In ESI discovery, don’t say “all”

Responding to requests for discovery: the greatest risk of unintentional mis-certification of what has been produced by you to the adverse party is the use of the word “all.”

Requesting discovery, using the word “all” generates cost-driven objections. Plus you do not want tons of “all”.

§ 1. “All” when you are the producing party

Unintentional mis-certification of what has been produced by you results from the use of the word “all.”

Today’s ESI storage has many copies floating around in the electronic soup, with changes in content, metadata, or file names and paths. Except in cases of one individual suing another individual over a personal injury, it is usually impossible or economically impracticable to drill down deep or wide enough to represent that all ESI storage has been identified and searched in a method that has in fact resulted in retrieval and production of all relevant documents and data.

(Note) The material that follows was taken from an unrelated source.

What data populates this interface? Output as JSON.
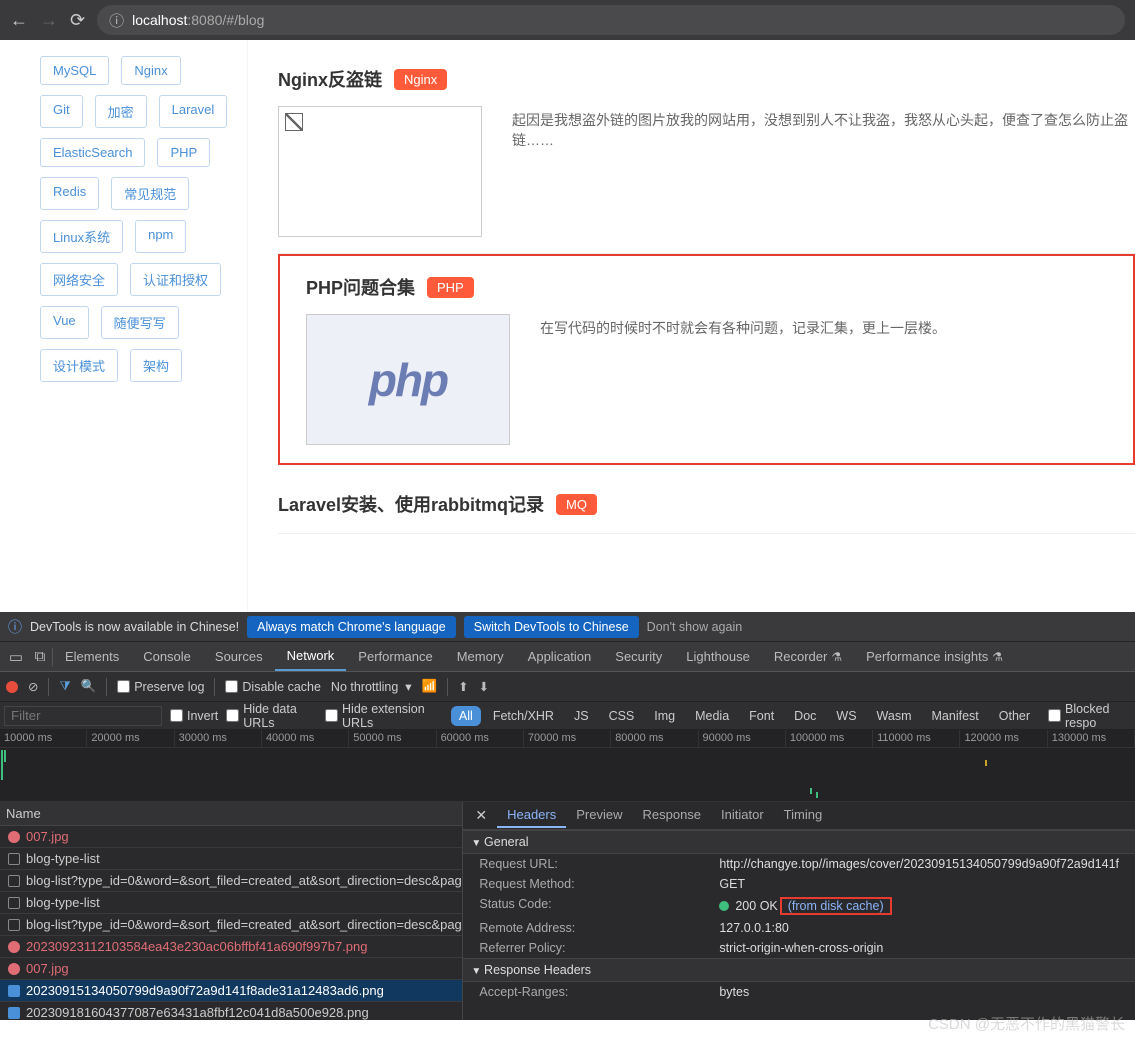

You simply cannot find “all” — except where the total electronic storage is very limited. So do not certify you have produced “all” ESI containing a subject, or within date limitations, etc. You probably have not produced “all” the ESI on the subject, or existing within date limitations, et cetera.

Counsel are being sanctioned for certifying he/she has produced “all” but after that certification the client or an adverse expert has found additional relevant ESI. Don’t incur the wrath of the court. Don’t use the word “all” when you say you are producing what you are producing.

For a responding party a better approach to the word “all” is to use the following checklist style format for drafting a response to a request for production of ESI.


Response to Request for Production of ESI

The materials produced in response to the request are attached. They were produced with the following methodology.

  • After litigation was reasonably anticipated, the identifying factors and process that were used to identify the ESI to be preserved were: _________.

  • The method and the technology used for preserving the information after litigation was reasonably anticipated was: ____________.

  • The size and scope of the storage, including where it was and is now, of the ESI that was preserved, is: _________________.

  • The search method and the technology used for searching within the preserved ESI for relevant information was: _____________.

  • The manner in which the data was reviewed by the undersigned was:__________.

  • The format of the attached materials, used for this production is:____________.


§ 2. “All” when you are the requesting party

The greatest cost driver in electronic discovery is the use of the word “all”.

For a requesting party, there is a better approach than requesting “all,” because:

  • You do not want to be buried in tons of documents.
  • You do not want to start a war of expensive reciprocal discovery of “all”.

You do want to target discovery to obtain only the ESI documents that add the greatest value to the litigation.

As a requesting party, knowledge of your adversary’s ESI systems will form the foundation for you to target discovery to obtain only the ESI documents that add the greatest value to the litigation. After you have the knowledge of what the adversary’s system is like and the size and scope of potential documents, then make a specific request.

In most cases in litigation, usually, for a requesting party a better approach than the word “all” is to specify what you want. A simple way to do that follows.

Specify the ESI you want

  • Specify the specific identifiers of the ESI to be produced. (E.g., by type of electronic data or document, by drive location, by person (creating, sending, receiving, reviewing, etc.), by date, by specific metadata identifiers, by specific content key words, et cetera.)
  • Specify whether you want only one copy only to be produced, or all copies and backups of the apparent same ESI, or only certain copies or backups. (E.g., do you want the other side to search backup tapes that probably contain the same information that is being produced?)
  • Specify the format to be used for the production to you.